The project, called “Fuel the Force,” culminated with the shipment of 800 gallons of biodiesel to Camp Lejeune, a large Marine Corps base in Onslow County.

The fuel was made from canola grown on five 5-acre demonstration plots in Jones and Craven counties with the help of North Carolina State’s Jacob Morgan, Matt Veal, John Garner and Mark Seitz.

The North Carolina Eastern Region Military Growth Task Force coordinated the collaborative project. The task force’s mission is to analyze the way rapid military growth impacts the region and to help prepare the region for that growth.

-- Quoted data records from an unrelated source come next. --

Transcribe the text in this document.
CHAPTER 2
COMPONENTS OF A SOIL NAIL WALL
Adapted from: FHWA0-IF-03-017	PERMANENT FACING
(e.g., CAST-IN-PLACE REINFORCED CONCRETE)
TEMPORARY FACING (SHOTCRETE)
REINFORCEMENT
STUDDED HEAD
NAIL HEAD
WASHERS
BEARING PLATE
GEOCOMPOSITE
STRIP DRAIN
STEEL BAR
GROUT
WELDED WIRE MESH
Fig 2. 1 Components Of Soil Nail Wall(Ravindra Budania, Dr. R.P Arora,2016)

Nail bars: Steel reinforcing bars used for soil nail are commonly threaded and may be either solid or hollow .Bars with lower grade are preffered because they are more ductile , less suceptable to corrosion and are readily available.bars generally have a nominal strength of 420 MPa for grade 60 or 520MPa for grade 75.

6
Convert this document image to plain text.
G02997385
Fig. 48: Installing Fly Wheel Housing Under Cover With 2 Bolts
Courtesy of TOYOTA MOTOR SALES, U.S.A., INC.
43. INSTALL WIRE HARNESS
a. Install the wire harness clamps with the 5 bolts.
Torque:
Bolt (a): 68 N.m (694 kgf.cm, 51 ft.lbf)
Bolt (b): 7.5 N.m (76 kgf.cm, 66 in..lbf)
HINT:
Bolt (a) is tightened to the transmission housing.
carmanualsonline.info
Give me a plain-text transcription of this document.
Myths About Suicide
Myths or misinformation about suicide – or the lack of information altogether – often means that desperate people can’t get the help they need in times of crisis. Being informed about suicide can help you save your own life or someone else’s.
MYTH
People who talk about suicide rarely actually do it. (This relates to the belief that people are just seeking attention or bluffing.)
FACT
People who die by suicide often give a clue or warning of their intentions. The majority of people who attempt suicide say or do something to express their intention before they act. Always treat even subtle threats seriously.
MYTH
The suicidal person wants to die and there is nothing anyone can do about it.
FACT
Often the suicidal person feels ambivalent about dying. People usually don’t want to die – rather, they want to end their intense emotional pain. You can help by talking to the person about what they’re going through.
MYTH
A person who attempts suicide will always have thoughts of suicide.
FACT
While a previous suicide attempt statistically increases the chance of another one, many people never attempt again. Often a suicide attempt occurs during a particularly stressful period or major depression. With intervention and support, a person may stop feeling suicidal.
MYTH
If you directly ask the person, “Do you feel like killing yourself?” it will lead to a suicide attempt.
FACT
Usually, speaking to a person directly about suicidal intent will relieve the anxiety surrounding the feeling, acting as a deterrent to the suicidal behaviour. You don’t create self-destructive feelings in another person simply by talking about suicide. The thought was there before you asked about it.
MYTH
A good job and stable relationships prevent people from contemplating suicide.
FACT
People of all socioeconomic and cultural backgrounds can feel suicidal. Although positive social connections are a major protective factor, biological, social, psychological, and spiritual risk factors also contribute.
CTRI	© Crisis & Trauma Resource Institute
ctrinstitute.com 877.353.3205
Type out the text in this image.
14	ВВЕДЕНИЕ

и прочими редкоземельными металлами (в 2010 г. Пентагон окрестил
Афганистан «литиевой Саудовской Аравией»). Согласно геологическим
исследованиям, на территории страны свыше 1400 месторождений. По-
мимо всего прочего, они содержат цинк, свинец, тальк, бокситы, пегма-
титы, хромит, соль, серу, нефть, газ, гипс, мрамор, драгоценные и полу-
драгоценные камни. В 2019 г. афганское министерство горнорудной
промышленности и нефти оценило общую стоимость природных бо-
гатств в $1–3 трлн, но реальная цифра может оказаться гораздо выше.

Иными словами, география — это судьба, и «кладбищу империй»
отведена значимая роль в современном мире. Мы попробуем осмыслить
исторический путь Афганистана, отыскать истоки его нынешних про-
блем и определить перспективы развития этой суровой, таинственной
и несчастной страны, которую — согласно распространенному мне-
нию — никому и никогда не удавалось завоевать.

Morgan, an agricultural Extension agent in Jones County, and Seitz, Extension director for Pender County, worked with local farmers and landowners to create the demonstration plots.

Veal, assistant professor of biological and agricultural engineering and Extension bioprocessing specialist, and Garner, superintendent of North Carolina State’s Williamsdale Farm in Wallace, helped plant the crop, harvest the seeds and then crush the seeds to separate the oil from the meal.